Nel frattempo misura e taglia le strisce di cuoio in due pezzi uguali: ogni pezzo deve avvolgere completamente il bastone e in più devi calcolare almeno 4 cm ulteriori su ciascuna estremità (verificare sul bastone la misura).

Piegare a metà ogni striscia di cuoio e fare il segno del foro per appenderla al muro.
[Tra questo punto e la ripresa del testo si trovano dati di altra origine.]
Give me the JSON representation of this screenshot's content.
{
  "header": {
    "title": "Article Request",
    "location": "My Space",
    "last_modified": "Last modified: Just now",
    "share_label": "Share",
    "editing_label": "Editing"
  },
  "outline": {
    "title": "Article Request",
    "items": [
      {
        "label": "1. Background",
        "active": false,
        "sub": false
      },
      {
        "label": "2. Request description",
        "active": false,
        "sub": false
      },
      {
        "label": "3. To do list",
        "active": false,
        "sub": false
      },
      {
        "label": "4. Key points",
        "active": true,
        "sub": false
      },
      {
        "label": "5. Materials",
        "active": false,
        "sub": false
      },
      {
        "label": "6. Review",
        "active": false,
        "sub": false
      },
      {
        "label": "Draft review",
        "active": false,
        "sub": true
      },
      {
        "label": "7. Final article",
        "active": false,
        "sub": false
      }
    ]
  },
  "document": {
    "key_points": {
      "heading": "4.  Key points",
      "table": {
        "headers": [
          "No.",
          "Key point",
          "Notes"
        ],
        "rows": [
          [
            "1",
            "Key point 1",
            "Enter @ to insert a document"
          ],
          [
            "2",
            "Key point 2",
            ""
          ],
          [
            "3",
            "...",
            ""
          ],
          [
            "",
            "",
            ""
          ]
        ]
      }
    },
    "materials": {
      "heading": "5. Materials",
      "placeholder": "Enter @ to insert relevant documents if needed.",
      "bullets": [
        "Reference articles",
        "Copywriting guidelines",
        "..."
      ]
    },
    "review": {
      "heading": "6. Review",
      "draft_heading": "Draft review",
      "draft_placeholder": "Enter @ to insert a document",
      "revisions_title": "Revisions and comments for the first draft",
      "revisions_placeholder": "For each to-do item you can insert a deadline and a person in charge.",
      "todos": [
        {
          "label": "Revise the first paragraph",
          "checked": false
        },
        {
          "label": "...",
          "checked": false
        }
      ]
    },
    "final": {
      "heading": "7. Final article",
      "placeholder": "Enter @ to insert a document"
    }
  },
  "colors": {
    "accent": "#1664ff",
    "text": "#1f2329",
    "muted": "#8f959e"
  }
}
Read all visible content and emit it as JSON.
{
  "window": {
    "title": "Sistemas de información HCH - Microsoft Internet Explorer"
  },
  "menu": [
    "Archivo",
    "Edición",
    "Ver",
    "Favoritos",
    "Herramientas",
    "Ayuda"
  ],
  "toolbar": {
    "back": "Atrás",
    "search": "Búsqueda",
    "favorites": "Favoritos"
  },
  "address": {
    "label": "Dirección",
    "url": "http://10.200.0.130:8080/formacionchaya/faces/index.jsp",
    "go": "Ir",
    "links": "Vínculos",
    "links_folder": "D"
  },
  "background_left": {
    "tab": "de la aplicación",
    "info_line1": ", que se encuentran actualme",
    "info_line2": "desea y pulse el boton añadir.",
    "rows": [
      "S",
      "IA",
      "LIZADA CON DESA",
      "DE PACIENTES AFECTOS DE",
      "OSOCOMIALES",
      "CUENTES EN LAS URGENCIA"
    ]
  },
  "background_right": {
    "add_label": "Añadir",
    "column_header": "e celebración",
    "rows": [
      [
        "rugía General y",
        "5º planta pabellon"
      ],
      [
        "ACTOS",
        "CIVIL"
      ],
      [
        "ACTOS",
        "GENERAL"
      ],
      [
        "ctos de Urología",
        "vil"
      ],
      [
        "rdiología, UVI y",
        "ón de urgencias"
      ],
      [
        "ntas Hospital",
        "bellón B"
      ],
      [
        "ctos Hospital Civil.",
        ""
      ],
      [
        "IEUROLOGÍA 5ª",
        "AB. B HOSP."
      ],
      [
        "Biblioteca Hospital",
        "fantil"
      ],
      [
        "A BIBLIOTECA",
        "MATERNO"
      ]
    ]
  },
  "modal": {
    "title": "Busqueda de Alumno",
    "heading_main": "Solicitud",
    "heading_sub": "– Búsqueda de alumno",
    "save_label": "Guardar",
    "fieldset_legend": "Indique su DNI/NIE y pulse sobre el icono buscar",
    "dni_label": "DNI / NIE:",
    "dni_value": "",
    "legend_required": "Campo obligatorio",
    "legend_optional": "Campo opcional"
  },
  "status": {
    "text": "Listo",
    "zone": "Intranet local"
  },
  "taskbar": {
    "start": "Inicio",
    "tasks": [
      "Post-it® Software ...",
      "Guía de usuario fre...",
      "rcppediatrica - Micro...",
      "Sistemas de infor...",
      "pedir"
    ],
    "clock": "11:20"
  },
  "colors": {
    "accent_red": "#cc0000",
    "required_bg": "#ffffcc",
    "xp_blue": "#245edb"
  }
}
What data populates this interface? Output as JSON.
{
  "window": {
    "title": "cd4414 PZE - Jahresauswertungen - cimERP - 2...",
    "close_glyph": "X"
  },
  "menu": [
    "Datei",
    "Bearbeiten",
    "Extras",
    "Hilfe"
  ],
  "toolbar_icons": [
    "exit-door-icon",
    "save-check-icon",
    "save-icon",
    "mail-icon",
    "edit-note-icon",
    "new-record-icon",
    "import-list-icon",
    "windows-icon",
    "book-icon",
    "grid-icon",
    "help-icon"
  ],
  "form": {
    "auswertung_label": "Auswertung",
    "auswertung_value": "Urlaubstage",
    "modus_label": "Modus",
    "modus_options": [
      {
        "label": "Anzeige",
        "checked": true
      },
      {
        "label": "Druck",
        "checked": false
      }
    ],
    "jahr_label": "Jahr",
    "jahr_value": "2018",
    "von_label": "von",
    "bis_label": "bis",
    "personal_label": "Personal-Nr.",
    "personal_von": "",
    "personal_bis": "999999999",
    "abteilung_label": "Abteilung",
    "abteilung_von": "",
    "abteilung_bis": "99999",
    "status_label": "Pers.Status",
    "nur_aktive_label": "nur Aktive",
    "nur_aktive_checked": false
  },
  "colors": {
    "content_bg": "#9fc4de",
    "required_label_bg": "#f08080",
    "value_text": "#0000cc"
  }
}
La parte più difficile consiste nel misurare la lunghezza della tenda infilata sul bastone e la striscia di cuoio che la sostiene. Segnare le misure sul muro dell’altezza dove andranno posizionati i chiodi o i tasselli con le viti.

Martellare o avvitare le strisce di cuoio alla parete. Quindi infilare la tenda sul bastone e infine il bastone attraverso le cinghie di cuoio. Voilà!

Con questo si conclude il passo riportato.